HitMeUp is an iOS app from the company of the same name. It’s been available for a while now, but has recently released a major update to version 3.1.0 of the app, which has caused it to be featured in the “New” section of the App Store’s Lifestyle category. The app is available now as a free download.
HitMeUp doesn’t make its purpose particularly clear, either in the App Store description or in the now-obligatory pictorial “tour” it displays before prompting users to sign in using either Twitter or their email address.

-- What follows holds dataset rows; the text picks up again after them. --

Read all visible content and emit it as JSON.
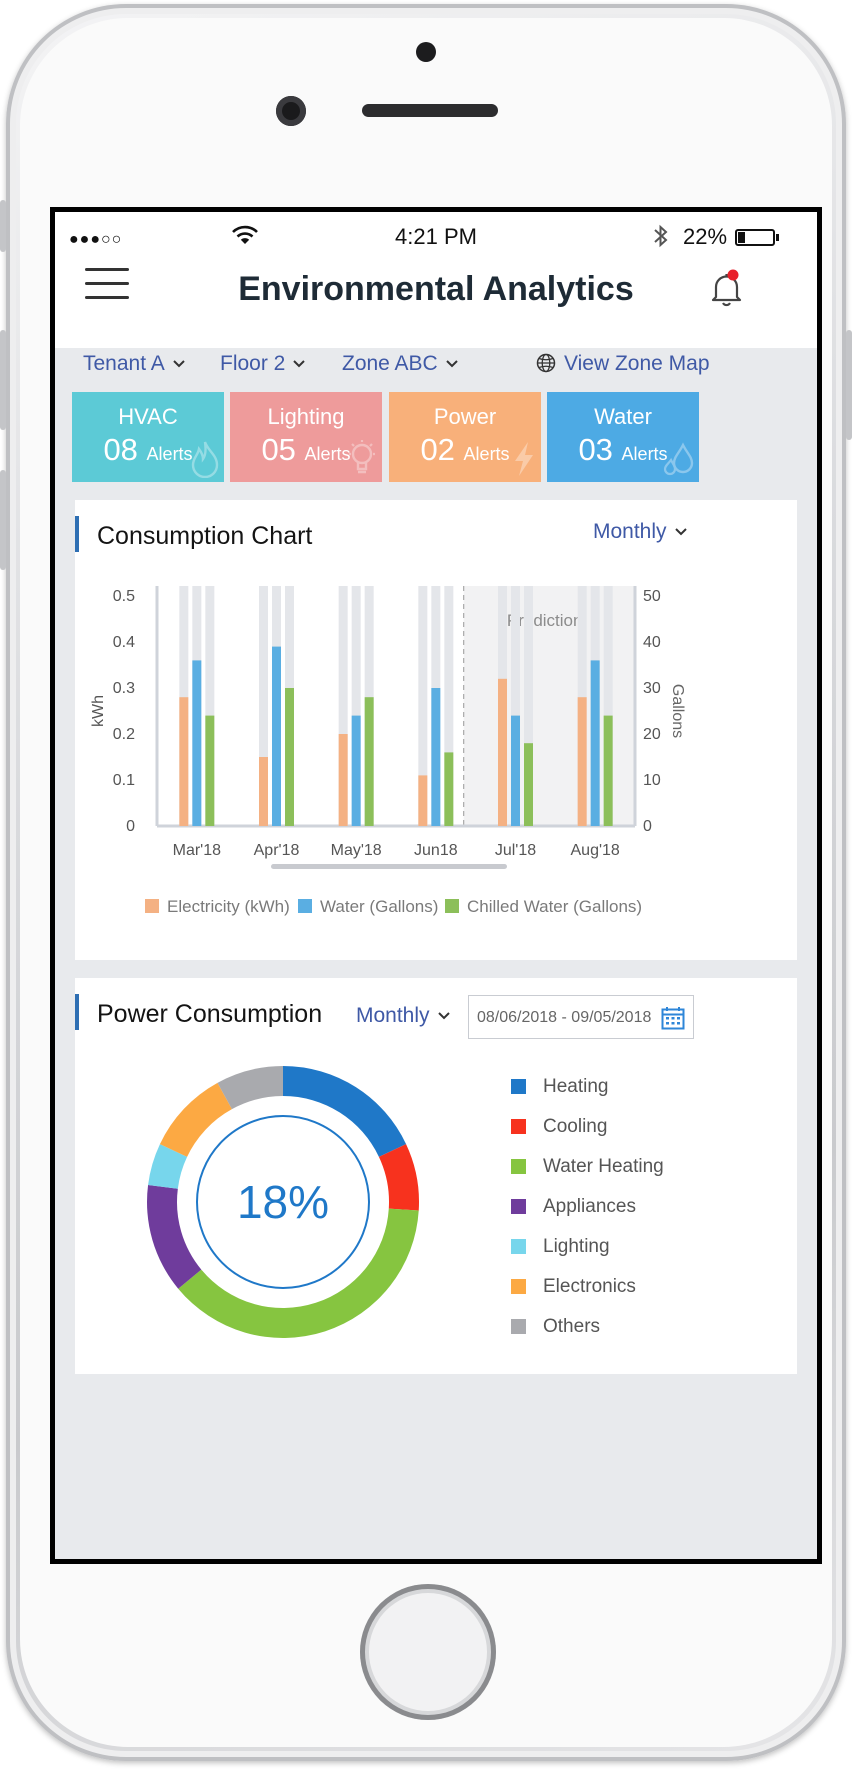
{
  "status_bar": {
    "signal_dots": "●●●○○",
    "time": "4:21 PM",
    "battery": "22%",
    "battery_level": 0.22
  },
  "header": {
    "title": "Environmental Analytics",
    "menu_icon": "hamburger-menu-icon",
    "notification_icon": "bell-icon",
    "notification_dot_color": "#e8202a"
  },
  "filters": {
    "tenant": "Tenant A",
    "floor": "Floor 2",
    "zone": "Zone ABC",
    "map_link": "View Zone Map"
  },
  "alerts": [
    {
      "name": "HVAC",
      "count": "08",
      "unit": "Alerts",
      "color": "#5ccad6",
      "icon": "flame-icon"
    },
    {
      "name": "Lighting",
      "count": "05",
      "unit": "Alerts",
      "color": "#ee9b9b",
      "icon": "bulb-icon"
    },
    {
      "name": "Power",
      "count": "02",
      "unit": "Alerts",
      "color": "#f8b07a",
      "icon": "bolt-icon"
    },
    {
      "name": "Water",
      "count": "03",
      "unit": "Alerts",
      "color": "#4daae4",
      "icon": "water-drop-icon"
    }
  ],
  "consumption_chart": {
    "title": "Consumption Chart",
    "period": "Monthly",
    "prediction_label": "Prediction"
  },
  "power_consumption": {
    "title": "Power Consumption",
    "period": "Monthly",
    "date_range": "08/06/2018 - 09/05/2018",
    "center_value": "18%"
  },
  "chart_data": [
    {
      "type": "bar",
      "categories": [
        "Mar'18",
        "Apr'18",
        "May'18",
        "Jun18",
        "Jul'18",
        "Aug'18"
      ],
      "series": [
        {
          "name": "Electricity (kWh)",
          "axis": "left",
          "color": "#f4b183",
          "values": [
            0.28,
            0.15,
            0.2,
            0.11,
            0.32,
            0.28
          ]
        },
        {
          "name": "Water (Gallons)",
          "axis": "right",
          "color": "#5aaee2",
          "values": [
            36,
            39,
            24,
            30,
            24,
            36
          ]
        },
        {
          "name": "Chilled Water (Gallons)",
          "axis": "right",
          "color": "#8cbf5a",
          "values": [
            24,
            30,
            28,
            16,
            18,
            24
          ]
        }
      ],
      "ylabel": "kWh",
      "ylabel_right": "Gallons",
      "ylim": [
        0,
        0.5
      ],
      "ylim_right": [
        0,
        50
      ],
      "yticks": [
        "0",
        "0.1",
        "0.2",
        "0.3",
        "0.4",
        "0.5"
      ],
      "yticks_right": [
        "0",
        "10",
        "20",
        "30",
        "40",
        "50"
      ],
      "prediction_categories": [
        "Jul'18",
        "Aug'18"
      ],
      "legend_position": "bottom"
    },
    {
      "type": "pie",
      "style": "donut",
      "categories": [
        "Heating",
        "Cooling",
        "Water Heating",
        "Appliances",
        "Lighting",
        "Electronics",
        "Others"
      ],
      "colors": [
        "#1f78c8",
        "#f7321e",
        "#86c540",
        "#6f3c9c",
        "#77d6ec",
        "#fca943",
        "#a9aaae"
      ],
      "values": [
        18,
        8,
        38,
        13,
        5,
        10,
        8
      ],
      "center_label": "18%",
      "legend_position": "right"
    }
  ]
}
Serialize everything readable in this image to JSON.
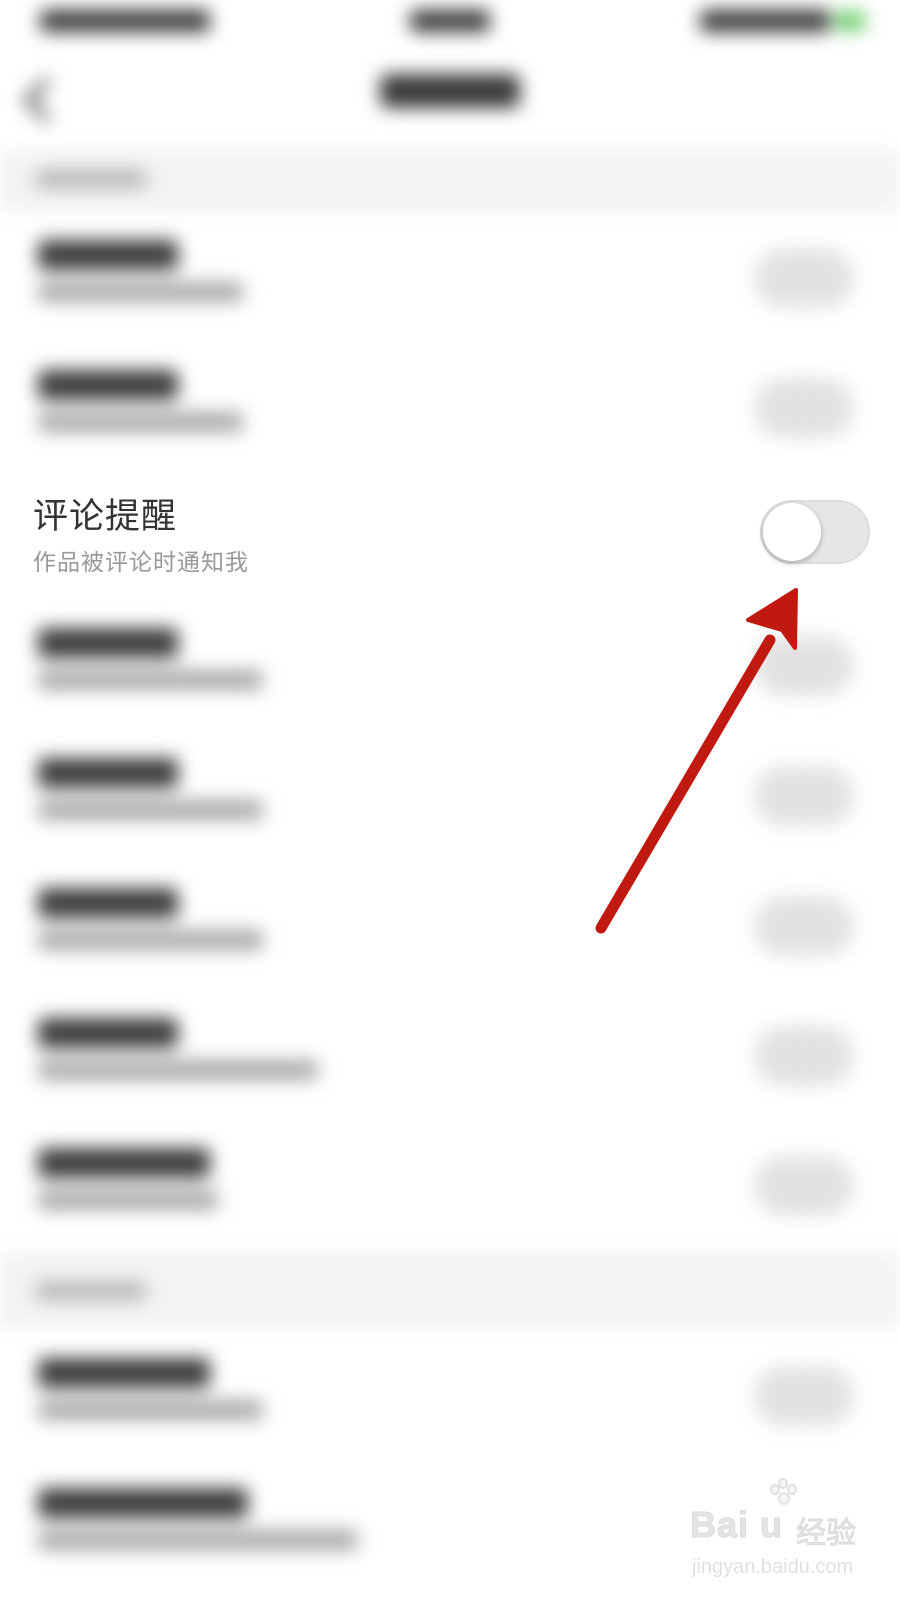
{
  "settings": {
    "comment_reminder": {
      "title": "评论提醒",
      "subtitle": "作品被评论时通知我",
      "toggle_on": false
    }
  },
  "colors": {
    "annotation_arrow": "#c0190f",
    "toggle_track_off": "#e6e6e6",
    "title_text": "#333333",
    "subtitle_text": "#999999"
  },
  "watermark": {
    "brand": "Bai  u",
    "brand_cn": "经验",
    "url": "jingyan.baidu.com"
  },
  "icons": {
    "arrow": "red-arrow-icon",
    "paw": "baidu-paw-icon"
  }
}
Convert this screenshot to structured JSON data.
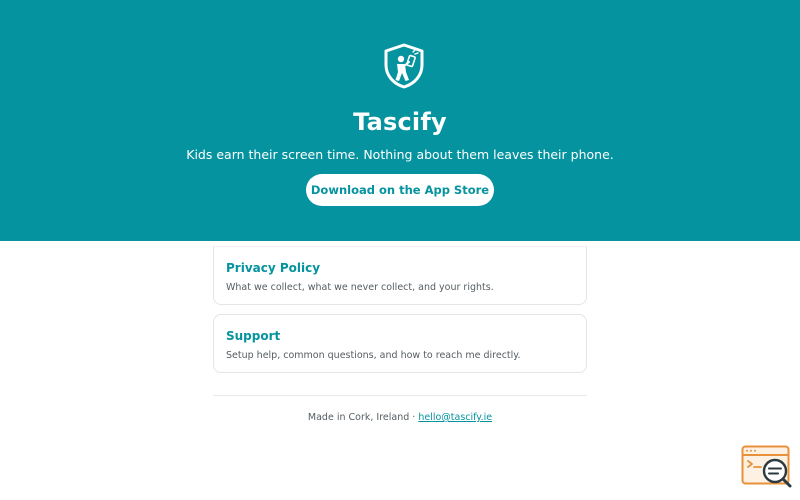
{
  "hero": {
    "logo_icon": "shield-kid-phone-icon",
    "title": "Tascify",
    "tagline": "Kids earn their screen time. Nothing about them leaves their phone.",
    "cta_label": "Download on the App Store"
  },
  "cards": [
    {
      "title": "Privacy Policy",
      "description": "What we collect, what we never collect, and your rights."
    },
    {
      "title": "Support",
      "description": "Setup help, common questions, and how to reach me directly."
    }
  ],
  "footer": {
    "text": "Made in Cork, Ireland · ",
    "email": "hello@tascify.ie"
  },
  "corner_widget_icon": "window-search-icon",
  "colors": {
    "brand": "#05939f",
    "text_muted": "#555d62",
    "widget": "#e8913a"
  }
}
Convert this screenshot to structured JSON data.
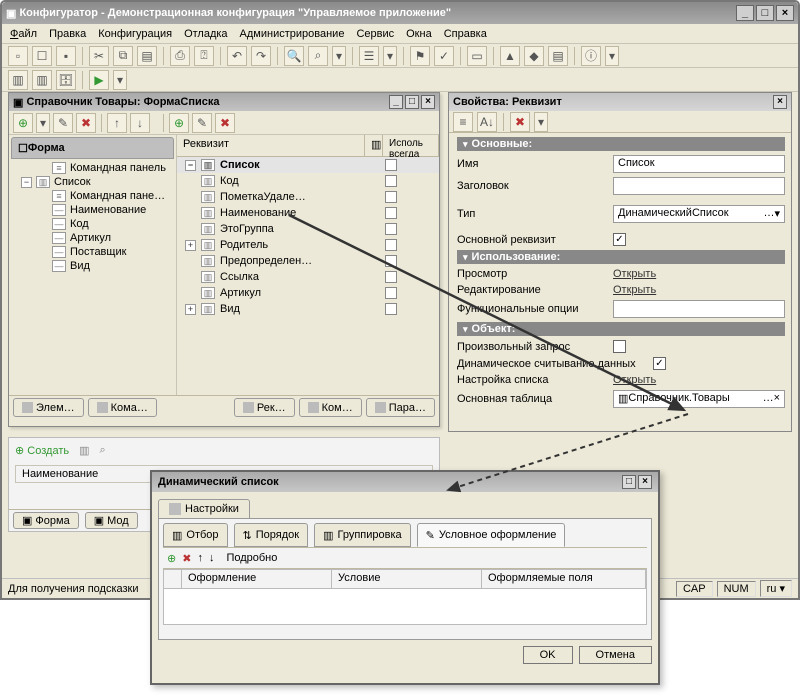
{
  "window": {
    "title": "Конфигуратор - Демонстрационная конфигурация \"Управляемое приложение\""
  },
  "menu": {
    "file": "Файл",
    "edit": "Правка",
    "config": "Конфигурация",
    "debug": "Отладка",
    "admin": "Администрирование",
    "service": "Сервис",
    "windows": "Окна",
    "help": "Справка"
  },
  "left": {
    "title": "Справочник Товары: ФормаСписка",
    "form_root": "Форма",
    "tree": [
      {
        "exp": "",
        "icon": "≡",
        "label": "Командная панель",
        "ind": 1
      },
      {
        "exp": "−",
        "icon": "▥",
        "label": "Список",
        "ind": 0
      },
      {
        "exp": "",
        "icon": "≡",
        "label": "Командная пане…",
        "ind": 1
      },
      {
        "exp": "",
        "icon": "—",
        "label": "Наименование",
        "ind": 1
      },
      {
        "exp": "",
        "icon": "—",
        "label": "Код",
        "ind": 1
      },
      {
        "exp": "",
        "icon": "—",
        "label": "Артикул",
        "ind": 1
      },
      {
        "exp": "",
        "icon": "—",
        "label": "Поставщик",
        "ind": 1
      },
      {
        "exp": "",
        "icon": "—",
        "label": "Вид",
        "ind": 1
      }
    ],
    "rekv_header": "Реквизит",
    "rekv_col2": "Исполь\nвсегда",
    "rekv": [
      {
        "exp": "−",
        "label": "Список",
        "sel": true,
        "chk": true
      },
      {
        "exp": "",
        "label": "Код",
        "chk": true
      },
      {
        "exp": "",
        "label": "ПометкаУдале…",
        "chk": true
      },
      {
        "exp": "",
        "label": "Наименование",
        "chk": true
      },
      {
        "exp": "",
        "label": "ЭтоГруппа",
        "chk": true
      },
      {
        "exp": "+",
        "label": "Родитель",
        "chk": true
      },
      {
        "exp": "",
        "label": "Предопределен…",
        "chk": true
      },
      {
        "exp": "",
        "label": "Ссылка",
        "chk": true
      },
      {
        "exp": "",
        "label": "Артикул",
        "chk": true
      },
      {
        "exp": "+",
        "label": "Вид",
        "chk": true
      }
    ],
    "tabs_left": [
      "Элем…",
      "Кома…"
    ],
    "tabs_right": [
      "Рек…",
      "Ком…",
      "Пара…"
    ],
    "create": "Создать",
    "lower_hdr": "Наименование",
    "bottom_tabs": [
      "Форма",
      "Мод"
    ]
  },
  "props": {
    "title": "Свойства: Реквизит",
    "sec_main": "Основные:",
    "name_label": "Имя",
    "name_value": "Список",
    "header_label": "Заголовок",
    "header_value": "",
    "type_label": "Тип",
    "type_value": "ДинамическийСписок",
    "main_rekv": "Основной реквизит",
    "sec_use": "Использование:",
    "view": "Просмотр",
    "view_link": "Открыть",
    "edit": "Редактирование",
    "edit_link": "Открыть",
    "funcopt": "Функциональные опции",
    "sec_obj": "Объект:",
    "arb_query": "Произвольный запрос",
    "dyn_read": "Динамическое считывание данных",
    "list_setup": "Настройка списка",
    "list_setup_link": "Открыть",
    "main_table": "Основная таблица",
    "main_table_value": "Справочник.Товары"
  },
  "dialog": {
    "title": "Динамический список",
    "tab": "Настройки",
    "subtabs": [
      "Отбор",
      "Порядок",
      "Группировка",
      "Условное оформление"
    ],
    "detail": "Подробно",
    "cols": [
      "Оформление",
      "Условие",
      "Оформляемые поля"
    ],
    "ok": "OK",
    "cancel": "Отмена"
  },
  "status": {
    "hint": "Для получения подсказки",
    "cap": "CAP",
    "num": "NUM",
    "lang": "ru"
  }
}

It appears to be an app designed to allow users to see photos in an area along with where they were taken and then vote them as either a “hit” or a “miss,” but the exact reasons for doing this are not made particularly clear.
In order to use HitMeUp, as previously mentioned, the user must register and/or sign in to the service using either a Twitter account or their email address — the latter option was newly-added in the version 3.1.0 update. Once into the app proper, they are shown a map of their current location and are then able to snap a photo, which must have a caption attached to it — the app won’t allow photos to be posted without at least something being written in the caption box. This captioned photo is then recorded at the user’s current location for any other HitMeUp users to stumble across should they be browsing that particular area.